Put Down The Drill and Step Away From the Project
Like all visits to the emergency room for compound fractures and multiple stitches, today’s cascade into a New Dimension Of Pissed Off began with the installation of the pet door.
Tools required: 3/8” drill bit, a saw I don’t know the exact name of but which I have, a level which I consider a tool for sissies and refuse to use, a screwdriver which thrilled me because what are jobs around the house if not made that much more fun with cocktails, and a few other tools I only know by sight because all my dad ever yelled was “NOT THAT THING! THE OTHER THING!”
First, we hold up the actual dog-door frame, noting where on the door this portal from God Forbid, A Dog Should Ever Be Outside into Ha! Said The Burglar, I Can Fit Through THAT! should be cut. So, I draw my lines, note the holes so that I can very shortly drill with all the precision of a surgeon, and remember with disdain the checkout person at the pet store.
Who was “chirpy.”
I don’t like chirpy. When I’m doing man things, like installing pet doors, the last thing I want is “chirpy.” I also don’t like it when my wife, who I love, hovers. And watches. I don’t know why this bothers me. All I know is that if my buddy were to go, “…you know I think you have the wrong size drill bit there,” I’d be all, “ha ha! you are THE BEST FRIEND IN THE WORLD ILOVEYOUMAN!” and the next thing you know, we’d be stumbling drunk down the street bar-hopping with our arms around each other’s neck looking for fights just to prove how tight we were and how we just GET each other, right? But when my wife goes, “…you know I think you have the wrong size drill bit there,” all I hear is “…I love watching you do things around the house. It’s like watching my girlfriends. You’re a wuss and I think you could wear high heels.” Much to her credit, however, she left me alone to the project as soon as she heard what we’ve come to know in our family as The Tone. (She has The Look. I have The Tone. It works for us.)
So I grab the saw…I think it’s called a jig saw and I like that name because it makes me think of merry little dances with characters from my favorite childhood books. Books with titles like, “Johnny Severs A Limb,” and “Are You My Plastic Surgeon?”
This thing is a lethal weapon and should be banned in all fifty states because it is alive and has a mind of its own. And that little red laser super-straight beam of light it emits ensuring you keep your wits about you and keep a straight line throughout the sawing process? Yeah, no. My cuts looked like I thought it would be less useful to cut a square and more interesting to show the world that, yes, you can actually cut out what looks like a plate of spaghetti noodles.
And then this damn door’s nine thousand different beveled sections decided to get structurally attitudinal. And fall apart. Like a real life set of Tetris blocks or something. So, there I am with Additional Problem Number Six and now I have to somehow secure these beveled pieces back into the rest of the door. Which I actually do. And which we’re not going to actually explain. We’re just going to assume it all works out just fine. And it does.

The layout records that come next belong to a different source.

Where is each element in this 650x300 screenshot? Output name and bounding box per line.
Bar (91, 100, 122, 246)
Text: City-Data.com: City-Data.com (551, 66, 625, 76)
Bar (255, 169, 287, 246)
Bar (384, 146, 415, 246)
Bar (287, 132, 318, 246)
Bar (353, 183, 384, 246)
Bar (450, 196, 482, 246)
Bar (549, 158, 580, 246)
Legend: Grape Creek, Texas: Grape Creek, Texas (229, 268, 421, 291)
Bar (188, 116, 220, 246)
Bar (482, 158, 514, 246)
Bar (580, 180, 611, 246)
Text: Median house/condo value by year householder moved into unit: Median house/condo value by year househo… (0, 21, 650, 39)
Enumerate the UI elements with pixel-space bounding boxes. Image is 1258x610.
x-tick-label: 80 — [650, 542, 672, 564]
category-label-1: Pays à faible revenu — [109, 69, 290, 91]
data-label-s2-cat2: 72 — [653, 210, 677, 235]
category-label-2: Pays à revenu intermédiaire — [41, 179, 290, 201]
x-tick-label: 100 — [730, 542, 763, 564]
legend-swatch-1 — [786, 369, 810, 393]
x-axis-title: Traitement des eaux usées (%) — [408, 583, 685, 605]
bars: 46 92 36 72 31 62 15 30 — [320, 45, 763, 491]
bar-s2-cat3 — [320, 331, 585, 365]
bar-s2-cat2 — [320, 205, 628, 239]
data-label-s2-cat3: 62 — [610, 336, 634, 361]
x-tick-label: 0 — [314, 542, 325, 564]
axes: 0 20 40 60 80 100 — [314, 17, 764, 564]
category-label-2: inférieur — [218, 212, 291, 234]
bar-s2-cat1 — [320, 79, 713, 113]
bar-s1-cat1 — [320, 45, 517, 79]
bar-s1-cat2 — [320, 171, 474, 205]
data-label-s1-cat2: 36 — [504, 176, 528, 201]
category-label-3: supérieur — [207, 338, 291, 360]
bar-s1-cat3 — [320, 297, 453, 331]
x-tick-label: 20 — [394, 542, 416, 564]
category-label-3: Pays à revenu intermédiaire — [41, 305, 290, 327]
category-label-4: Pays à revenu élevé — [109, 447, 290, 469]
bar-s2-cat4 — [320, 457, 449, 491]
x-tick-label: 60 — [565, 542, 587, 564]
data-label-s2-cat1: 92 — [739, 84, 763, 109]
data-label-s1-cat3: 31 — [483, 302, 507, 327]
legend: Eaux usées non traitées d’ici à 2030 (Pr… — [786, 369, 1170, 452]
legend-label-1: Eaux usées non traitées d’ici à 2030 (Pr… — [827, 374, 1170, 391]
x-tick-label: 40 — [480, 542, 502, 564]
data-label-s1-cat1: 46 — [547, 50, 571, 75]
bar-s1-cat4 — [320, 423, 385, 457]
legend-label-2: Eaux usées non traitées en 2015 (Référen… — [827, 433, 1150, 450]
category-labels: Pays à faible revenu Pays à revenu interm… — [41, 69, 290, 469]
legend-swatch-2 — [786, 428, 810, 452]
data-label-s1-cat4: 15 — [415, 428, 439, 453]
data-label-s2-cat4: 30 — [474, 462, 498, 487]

Because I tell myself big fat lies. Lies like, “Bailey, the 110 pound and beloved Golden Recliner, will delicately step through this brand new doggie door with the quiet subtlety of a church mouse.”
Actual Truth: “Bailey has all the deftness of a wounded rhinoceros and the first time he comes barreling through this stupid thing, I fully expect the entire back half of the house to come down around my ears.” At which point my wife will turn to me and go, “…nice work. Can I borrow your new blouse?”
For manly men who can walk down the aisles of Home Depot with that practiced look of bored expertise: I hate you. By the end of this project, it looked like I took every tool Craftsman ever dreamed up, put them into a canon and shot them at the door.
But it works. And by “works,” I mean that I might as well have stapled posters around the neighborhood announcing to would-be prowlers that there’s no need to worry about that irritating snag of a dead bolt in the front when you can slip your fat ass through this dog door right around back.
So, yes, there is an actual opening in this door. And, yes, there is an actual flip-floppy plastic thing that swings to-and-fro fairly begging any animal to come hither and bask in the dry warmth of the laundry room and then bounce off the walls like I know every squirrel in a ten mile radius is going to do. But, alas, the dog still won’t use the stupid dog door I spent half a day installing. Apparently, Super Dog thinks it’s covered in doggie Kryptonite and he can’t get near it.
And, yes, I am drinking screwdrivers.





I feel your pain. If there’s one thing worse than being watched, however, it’s that look of surprise they give you when things actually work.